Bug 1128

Summary: Malloc not trimming filled-up sbrk space causes unnecessary system call overhead
Product: glibc Reporter: Jonathan Paisley <jp-www>
Component: mallocAssignee: GOTO Masanori <gotom>
Status: NEW ---    
Severity: normal CC: bugzilla1, fweimer, glibc-bugs, jtaylor.debian, kkylheku, neleai
Priority: P2 Flags: fweimer: security-
Version: 2.3.5   
Target Milestone: ---   
Host: i686-pc-linux-gnu Target: i686-pc-linux-gnu
Build: i686-pc-linux-gnu Last reconfirmed:
Attachments: test case

Description Jonathan Paisley 2005-07-27 13:46:34 UTC
Overview:

After filling up the sbrk-allocated space, each call to free() incurs a system call to brk(), thus consuming 
unnecessary CPU time.



Further Details:

This thread from libc-hacker:

   "Malloc not trimming sbrk space once it fills up"
   http://sourceware.org/ml/libc-hacker/2004-01/msg00012.html

describes how malloc doesn't trim sbrk space once it has started using an mmap-ed region.

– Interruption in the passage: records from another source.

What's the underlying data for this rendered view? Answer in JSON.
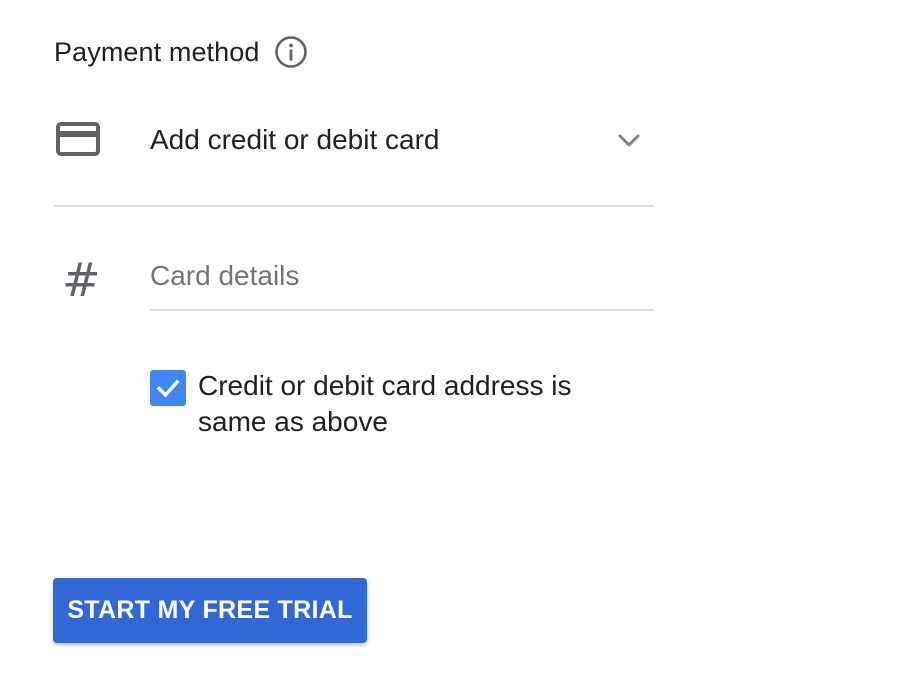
{
  "payment": {
    "title": "Payment method",
    "info_icon": "info-icon",
    "method_icon": "credit-card-icon",
    "method_label": "Add credit or debit card",
    "dropdown_icon": "chevron-down-icon"
  },
  "card_details": {
    "icon": "hash-icon",
    "icon_glyph": "#",
    "value": "",
    "placeholder": "Card details"
  },
  "address_checkbox": {
    "checked": true,
    "label": "Credit or debit card address is same as above",
    "color": "#4285f4"
  },
  "submit": {
    "label": "START MY FREE TRIAL",
    "color": "#3367d6"
  }
}
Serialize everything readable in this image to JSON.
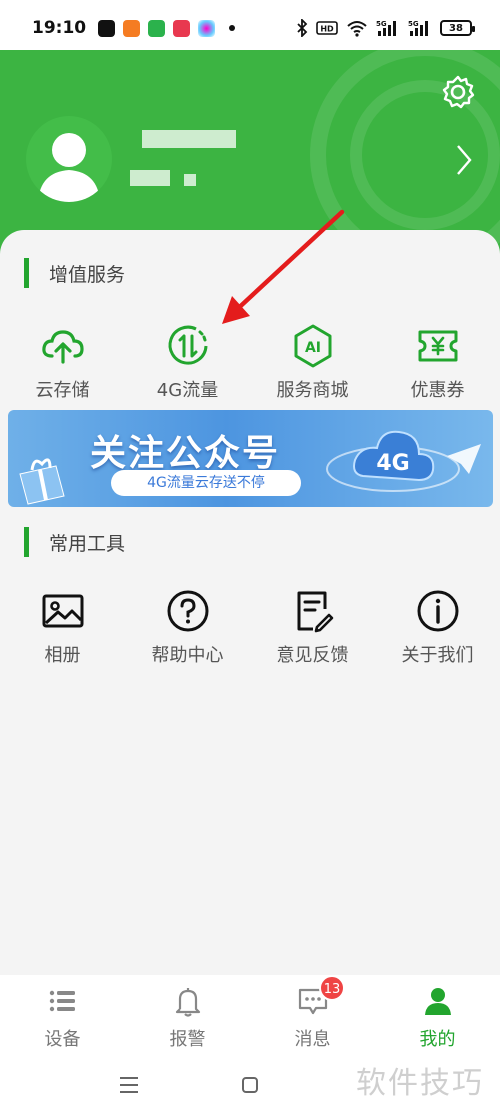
{
  "status": {
    "time": "19:10",
    "battery": "38"
  },
  "colors": {
    "brand_green": "#3cb442",
    "accent_green": "#22a52e",
    "badge_red": "#ef4444"
  },
  "sections": {
    "value_added": {
      "title": "增值服务",
      "items": [
        {
          "label": "云存储",
          "icon": "cloud-upload-icon"
        },
        {
          "label": "4G流量",
          "icon": "data-traffic-icon"
        },
        {
          "label": "服务商城",
          "icon": "ai-store-icon"
        },
        {
          "label": "优惠券",
          "icon": "coupon-icon"
        }
      ]
    },
    "tools": {
      "title": "常用工具",
      "items": [
        {
          "label": "相册",
          "icon": "album-icon"
        },
        {
          "label": "帮助中心",
          "icon": "help-icon"
        },
        {
          "label": "意见反馈",
          "icon": "feedback-icon"
        },
        {
          "label": "关于我们",
          "icon": "info-icon"
        }
      ]
    }
  },
  "banner": {
    "title": "关注公众号",
    "subtitle": "4G流量云存送不停",
    "badge": "4G"
  },
  "tabbar": {
    "items": [
      {
        "label": "设备",
        "icon": "device-list-icon"
      },
      {
        "label": "报警",
        "icon": "bell-icon"
      },
      {
        "label": "消息",
        "icon": "message-icon",
        "badge": "13"
      },
      {
        "label": "我的",
        "icon": "profile-icon",
        "active": true
      }
    ]
  },
  "watermark": "软件技巧"
}
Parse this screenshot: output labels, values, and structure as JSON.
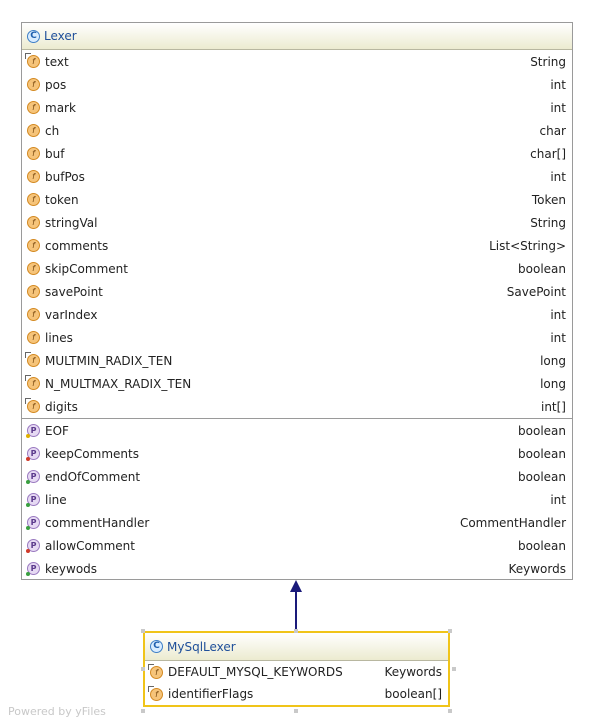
{
  "lexer": {
    "title": "Lexer",
    "class_icon": "C",
    "fields": [
      {
        "name": "text",
        "type": "String",
        "final": true
      },
      {
        "name": "pos",
        "type": "int",
        "final": false
      },
      {
        "name": "mark",
        "type": "int",
        "final": false
      },
      {
        "name": "ch",
        "type": "char",
        "final": false
      },
      {
        "name": "buf",
        "type": "char[]",
        "final": false
      },
      {
        "name": "bufPos",
        "type": "int",
        "final": false
      },
      {
        "name": "token",
        "type": "Token",
        "final": false
      },
      {
        "name": "stringVal",
        "type": "String",
        "final": false
      },
      {
        "name": "comments",
        "type": "List<String>",
        "final": false
      },
      {
        "name": "skipComment",
        "type": "boolean",
        "final": false
      },
      {
        "name": "savePoint",
        "type": "SavePoint",
        "final": false
      },
      {
        "name": "varIndex",
        "type": "int",
        "final": false
      },
      {
        "name": "lines",
        "type": "int",
        "final": false
      },
      {
        "name": "MULTMIN_RADIX_TEN",
        "type": "long",
        "final": true
      },
      {
        "name": "N_MULTMAX_RADIX_TEN",
        "type": "long",
        "final": true
      },
      {
        "name": "digits",
        "type": "int[]",
        "final": true
      }
    ],
    "properties": [
      {
        "name": "EOF",
        "type": "boolean",
        "dot": "#e0b000"
      },
      {
        "name": "keepComments",
        "type": "boolean",
        "dot": "#d03a2a"
      },
      {
        "name": "endOfComment",
        "type": "boolean",
        "dot": "#3aa040"
      },
      {
        "name": "line",
        "type": "int",
        "dot": "#3aa040"
      },
      {
        "name": "commentHandler",
        "type": "CommentHandler",
        "dot": "#3aa040"
      },
      {
        "name": "allowComment",
        "type": "boolean",
        "dot": "#d03a2a"
      },
      {
        "name": "keywods",
        "type": "Keywords",
        "dot": "#3aa040"
      }
    ]
  },
  "mysql": {
    "title": "MySqlLexer",
    "class_icon": "C",
    "fields": [
      {
        "name": "DEFAULT_MYSQL_KEYWORDS",
        "type": "Keywords",
        "final": true
      },
      {
        "name": "identifierFlags",
        "type": "boolean[]",
        "final": true
      }
    ]
  },
  "icons": {
    "field": "f",
    "property": "P"
  },
  "watermark": "Powered by yFiles",
  "colors": {
    "selection": "#f0c419",
    "arrow": "#1a1a7a",
    "class_title": "#1f4f9a"
  }
}
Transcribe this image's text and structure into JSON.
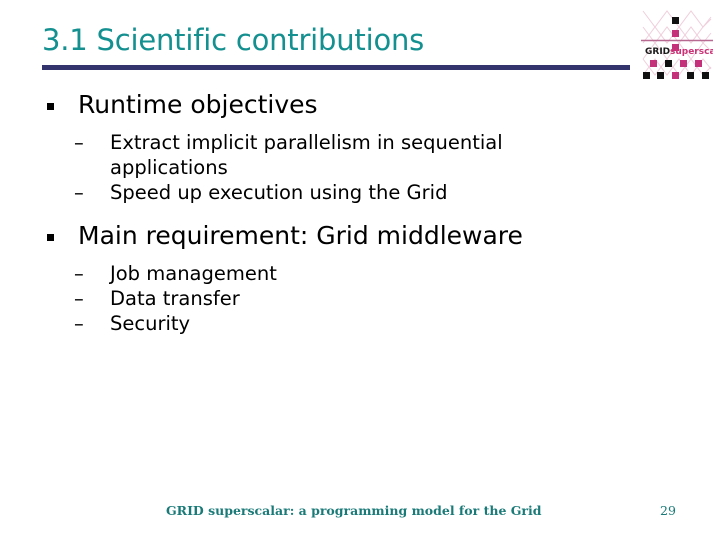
{
  "slide": {
    "title": "3.1 Scientific contributions",
    "accent_title_color": "#149090",
    "rule_color": "#33336e",
    "footer_color": "#1a7a78",
    "logo": {
      "name": "grid-superscalar-logo",
      "word_one": "GRID",
      "word_two": "superscalar",
      "word_one_color": "#1a1a1a",
      "word_two_color": "#cc3377"
    },
    "content": [
      {
        "level": 1,
        "marker": "square-bullet",
        "text": "Runtime objectives"
      },
      {
        "level": 2,
        "marker": "–",
        "text": "Extract implicit parallelism in sequential applications"
      },
      {
        "level": 2,
        "marker": "–",
        "text": "Speed up execution using the Grid"
      },
      {
        "level": 1,
        "marker": "square-bullet",
        "text": "Main requirement: Grid middleware"
      },
      {
        "level": 2,
        "marker": "–",
        "text": "Job management"
      },
      {
        "level": 2,
        "marker": "–",
        "text": "Data transfer"
      },
      {
        "level": 2,
        "marker": "–",
        "text": "Security"
      }
    ],
    "footer": {
      "text": "GRID superscalar: a programming model for the Grid",
      "page_number": "29"
    }
  }
}
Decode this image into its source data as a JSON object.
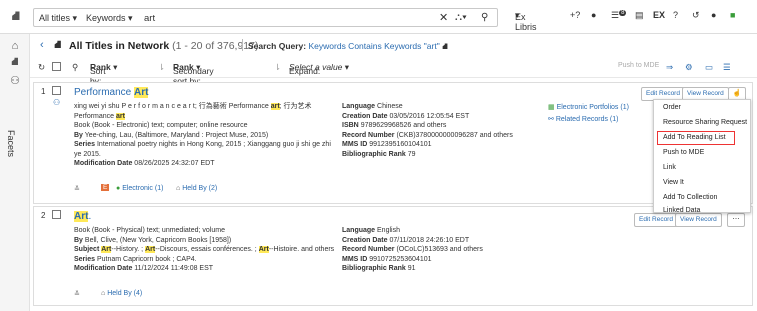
{
  "search": {
    "scope": "All titles",
    "field": "Keywords",
    "query": "art"
  },
  "header": {
    "institution": "Ex Libris",
    "notifications_badge": "8"
  },
  "left_nav": {
    "facets_label": "Facets"
  },
  "title_bar": {
    "title": "All Titles in Network",
    "count": "(1 - 20 of 376,917)",
    "search_query_label": "Search Query:",
    "search_query_value": "Keywords Contains Keywords \"art\""
  },
  "toolbar": {
    "sort_label": "Sort by:",
    "sort_value": "Rank",
    "secondary_sort_label": "Secondary sort by:",
    "secondary_sort_value": "Rank",
    "expand_label": "Expand:",
    "expand_value": "Select a value",
    "push_to_mde": "Push to MDE"
  },
  "results": [
    {
      "number": "1",
      "title_pre": "Performance ",
      "title_hl": "Art",
      "line1_pre": "xing wei yi shu P e r f o r m a n c e a r t; 行為藝術 Performance ",
      "line1_hl": "art",
      "line1_post": "; 行为艺术",
      "line2_pre": "Performance ",
      "line2_hl": "art",
      "line3": "Book (Book - Electronic) text; computer; online resource",
      "by_label": "By",
      "by_value": "Yee-ching, Lau, (Baltimore, Maryland : Project Muse, 2015)",
      "series_label": "Series",
      "series_value": "International poetry nights in Hong Kong, 2015 ; Xianggang guo ji shi ge zhi ye 2015.",
      "mod_label": "Modification Date",
      "mod_value": "08/26/2025 24:32:07 EDT",
      "language_label": "Language",
      "language_value": "Chinese",
      "creation_label": "Creation Date",
      "creation_value": "03/05/2016 12:05:54 EST",
      "isbn_label": "ISBN",
      "isbn_value": "9789629968526 and others",
      "record_label": "Record Number",
      "record_value": "(CKB)3780000000096287 and others",
      "mms_label": "MMS ID",
      "mms_value": "9912395160104101",
      "rank_label": "Bibliographic Rank",
      "rank_value": "79",
      "portfolios": "Electronic Portfolios (1)",
      "related": "Related Records (1)",
      "electronic": "Electronic (1)",
      "held_by": "Held By (2)",
      "edit_record": "Edit Record",
      "view_record": "View Record"
    },
    {
      "number": "2",
      "title_hl": "Art",
      "title_post": ".",
      "line1": "Book (Book - Physical) text; unmediated; volume",
      "by_label": "By",
      "by_value": "Bell, Clive, (New York, Capricorn Books [1958])",
      "subject_label": "Subject",
      "subject_p1": "Art",
      "subject_p2": "--History. ; ",
      "subject_p3": "Art",
      "subject_p4": "--Discours, essais conférences. ; ",
      "subject_p5": "Art",
      "subject_p6": "--Histoire. and others",
      "series_label": "Series",
      "series_value": "Putnam Capricorn book ; CAP4.",
      "mod_label": "Modification Date",
      "mod_value": "11/12/2024 11:49:08 EST",
      "language_label": "Language",
      "language_value": "English",
      "creation_label": "Creation Date",
      "creation_value": "07/11/2018 24:26:10 EDT",
      "record_label": "Record Number",
      "record_value": "(OCoLC)513693 and others",
      "mms_label": "MMS ID",
      "mms_value": "9910725253604101",
      "rank_label": "Bibliographic Rank",
      "rank_value": "91",
      "held_by": "Held By (4)",
      "edit_record": "Edit Record",
      "view_record": "View Record"
    }
  ],
  "dropdown_menu": {
    "items": [
      "Order",
      "Resource Sharing Request",
      "Add To Reading List",
      "Push to MDE",
      "Link",
      "View It",
      "Add To Collection",
      "Linked Data"
    ],
    "selected_index": 2
  },
  "colors": {
    "link": "#2b6cb0",
    "highlight": "#ffe959",
    "selection_outline": "#e33333",
    "electronic_badge": "#e4703a"
  }
}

In a program I'm developing that does hundreds of thousands of malloc and free per second, I noticed a 
sudden increase in CPU usage and system calls once this threshold had been reached. It turns out that 
every free() operation ends up invoking the brk() system call to find out what the current limit is. When 
this is compared to the current end-of-memory as known by the malloc library at line 3208 of malloc.c, 
in function sYSTRIm(), no trimming is performed so the brk() system call (via morecore) is called again 
at next free().

Relevant lines from malloc.c:

    /*
      Only proceed if end of memory is where we last set it.
      This avoids problems if there were foreign sbrk calls.
    */
    current_brk = (char*)(MORECORE(0));
    if (current_brk == (char*)(av->top) + top_size) {   // malloc.c:3208

I modified Jakub Jelinek's tst-malloc-trim.c from his original email linked above to demonstrate the 
problem. The output from the program contains "count %d" showing the number of times morecore was 
called when freeing blocks. This should ideally be small. As it is, it tends to be close to the number of 
blocks freed. For example:

Actual Result: "free did not trim sbrk area at all: midsum 540672 sum 540672 count 450"
Expected Result: "free did not trim sbrk area at all: midsum 540672 sum 540672 count 0"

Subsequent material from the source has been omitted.